Since then, France has little to show for except the killing by drones of a few jihadist leaders here and there. The jihadists know the lay of the land and simply melt into the population and ambush foreign and government forces when it suits them.

If anything, the insurgency got worse and metastasized like cancer into Burkina Faso. During this period in central Mali, competition for water and access to grazing land between Fulani herdsmen and Dogon farmers intensified, resulting in violence, revenge killings, causing massive insecurity and internal displacements of tens of thousands of people.

Outlook

The long-term outlook for the region is not promising. The conditions that radicalize the nomads into becoming jihadists have remained unchanged. Mali is as poor as ever with per capita income of less than $1,000. The country only has 12,000 poorly-trained troops to impose order on a huge, incomprehensibly vast country of 20 million people. Furthermore, the Malian forces are primarily composed of ethnic Bambara from the tropical south. When sent to the desert north, they are like fish out of water.

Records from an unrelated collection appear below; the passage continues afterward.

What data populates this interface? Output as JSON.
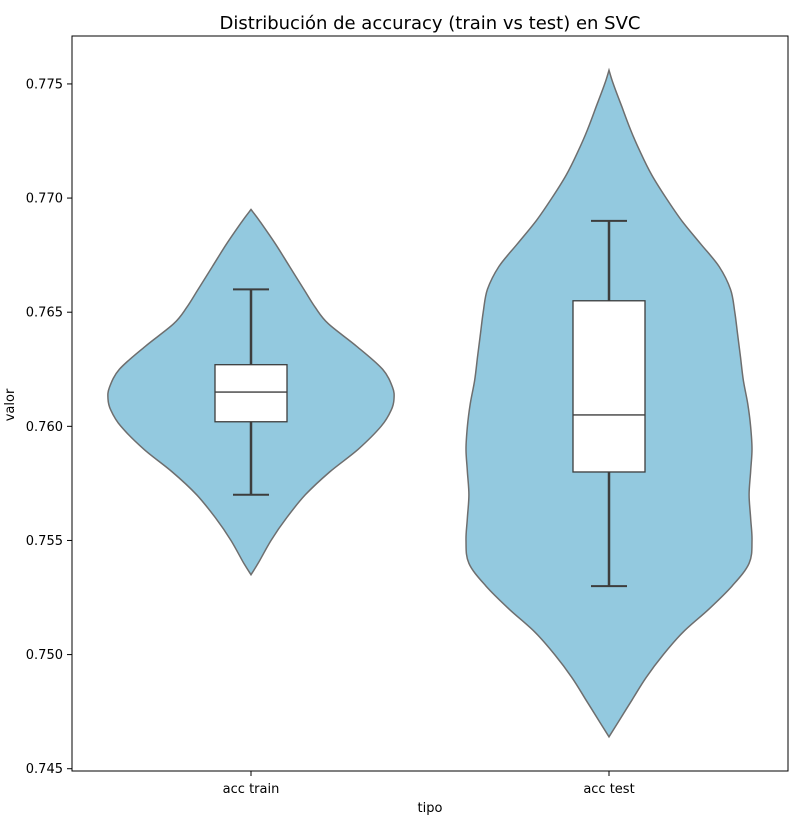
{
  "chart_data": {
    "type": "violin",
    "title": "Distribución de accuracy (train vs test) en SVC",
    "xlabel": "tipo",
    "ylabel": "valor",
    "ylim": [
      0.7449,
      0.7771
    ],
    "yticks": [
      0.745,
      0.75,
      0.755,
      0.76,
      0.765,
      0.77,
      0.775
    ],
    "ytick_labels": [
      "0.745",
      "0.750",
      "0.755",
      "0.760",
      "0.765",
      "0.770",
      "0.775"
    ],
    "categories": [
      "acc train",
      "acc test"
    ],
    "grid": false,
    "colors": {
      "violin_fill": "#93c9df",
      "violin_edge": "#6e6e6e",
      "box_fill": "#ffffff",
      "box_edge": "#3d3d3d"
    },
    "series": [
      {
        "category": "acc train",
        "min": 0.757,
        "q1": 0.7602,
        "median": 0.7615,
        "q3": 0.7627,
        "max": 0.766,
        "kde_range": [
          0.7535,
          0.7695
        ],
        "density": [
          [
            0.7535,
            0.0
          ],
          [
            0.754,
            0.05
          ],
          [
            0.755,
            0.14
          ],
          [
            0.756,
            0.25
          ],
          [
            0.757,
            0.38
          ],
          [
            0.758,
            0.55
          ],
          [
            0.759,
            0.75
          ],
          [
            0.76,
            0.91
          ],
          [
            0.7607,
            0.98
          ],
          [
            0.7612,
            1.0
          ],
          [
            0.7617,
            0.99
          ],
          [
            0.7625,
            0.92
          ],
          [
            0.7635,
            0.74
          ],
          [
            0.7645,
            0.54
          ],
          [
            0.7652,
            0.45
          ],
          [
            0.766,
            0.37
          ],
          [
            0.767,
            0.27
          ],
          [
            0.768,
            0.17
          ],
          [
            0.769,
            0.06
          ],
          [
            0.7695,
            0.0
          ]
        ]
      },
      {
        "category": "acc test",
        "min": 0.753,
        "q1": 0.758,
        "median": 0.7605,
        "q3": 0.7655,
        "max": 0.769,
        "kde_range": [
          0.7464,
          0.7756
        ],
        "density": [
          [
            0.7464,
            0.0
          ],
          [
            0.747,
            0.06
          ],
          [
            0.748,
            0.16
          ],
          [
            0.749,
            0.26
          ],
          [
            0.75,
            0.38
          ],
          [
            0.751,
            0.52
          ],
          [
            0.752,
            0.7
          ],
          [
            0.753,
            0.86
          ],
          [
            0.754,
            0.98
          ],
          [
            0.755,
            1.0
          ],
          [
            0.756,
            0.99
          ],
          [
            0.757,
            0.98
          ],
          [
            0.758,
            0.99
          ],
          [
            0.759,
            1.0
          ],
          [
            0.76,
            0.99
          ],
          [
            0.761,
            0.97
          ],
          [
            0.762,
            0.94
          ],
          [
            0.763,
            0.92
          ],
          [
            0.764,
            0.9
          ],
          [
            0.765,
            0.88
          ],
          [
            0.766,
            0.85
          ],
          [
            0.767,
            0.77
          ],
          [
            0.768,
            0.64
          ],
          [
            0.769,
            0.51
          ],
          [
            0.77,
            0.4
          ],
          [
            0.771,
            0.3
          ],
          [
            0.772,
            0.22
          ],
          [
            0.773,
            0.15
          ],
          [
            0.774,
            0.09
          ],
          [
            0.775,
            0.03
          ],
          [
            0.7756,
            0.0
          ]
        ]
      }
    ]
  }
}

In June 2021, France announced a draw-down to its military operation in the region. What’s going to happen to these countries when French troops finally leave for good?

Of the three, Burkina Faso is most vulnerable. Attacks by jihadists are rising. About 1.5 million people are internally displaced. Three million people face severe hunger. These vulnerable people could potentially swell the ranks of the Islamists who are reportedly gaining ground against the government.

Potentially Burkina Faso could fall to the jihadists within five years. In Mali, the situation is very different. The south, where virtually all the mines are, is heavily populated and controlled by the country’s main ethnic group, the Bambara.

The current Malian government is un-elected, the result of a coup by the army last year. The Malian army has long been known to be corrupt, incompetent, and prone to commit human rights abuses. The government has been critical of the French presence and is seriously considering bringing in Russian mercenaries to fight the jihadists in the north.

If that were to happen, the country would no longer get any help from France, the U.S and neighboring countries in its fight against Islamic extremism.

Can Russian mercenaries beat the jihadists? That remains to be seen. What is certain is that the long-simmering, intractable conflict in the northern part of Mali is about to become a lot more violent and bloody.

In the worst case, Russian mercenaries prove to be no better than French forces and the government loses control of the sparsely-populated north. That by itself, doesn’t affect the security or the livelihood of the vast majority of its people who are concentrated in the south. Perhaps the foreign-owned gold mines will be safe for another ten years.

In Niger, the jihadists face a muscular response from a government heavily backed by the United States. U.S Africa Command (AFRICOM) recently completed a large drone base in Agadez in the middle of the country. From there, AFRICOM carries out numerous surveillance flights and attacks against jihadists, not only within the country, but also elsewhere in Africa. Close to 1,000 US military personnel are stationed in Niger. Some of them are involved in training Nigerien troops in counter-insurgency and desert warfare. Niger seems safe from the clutch of the jihadists for now. However, all bets are off if neighboring Burkina Faso disintegrates like Somalia.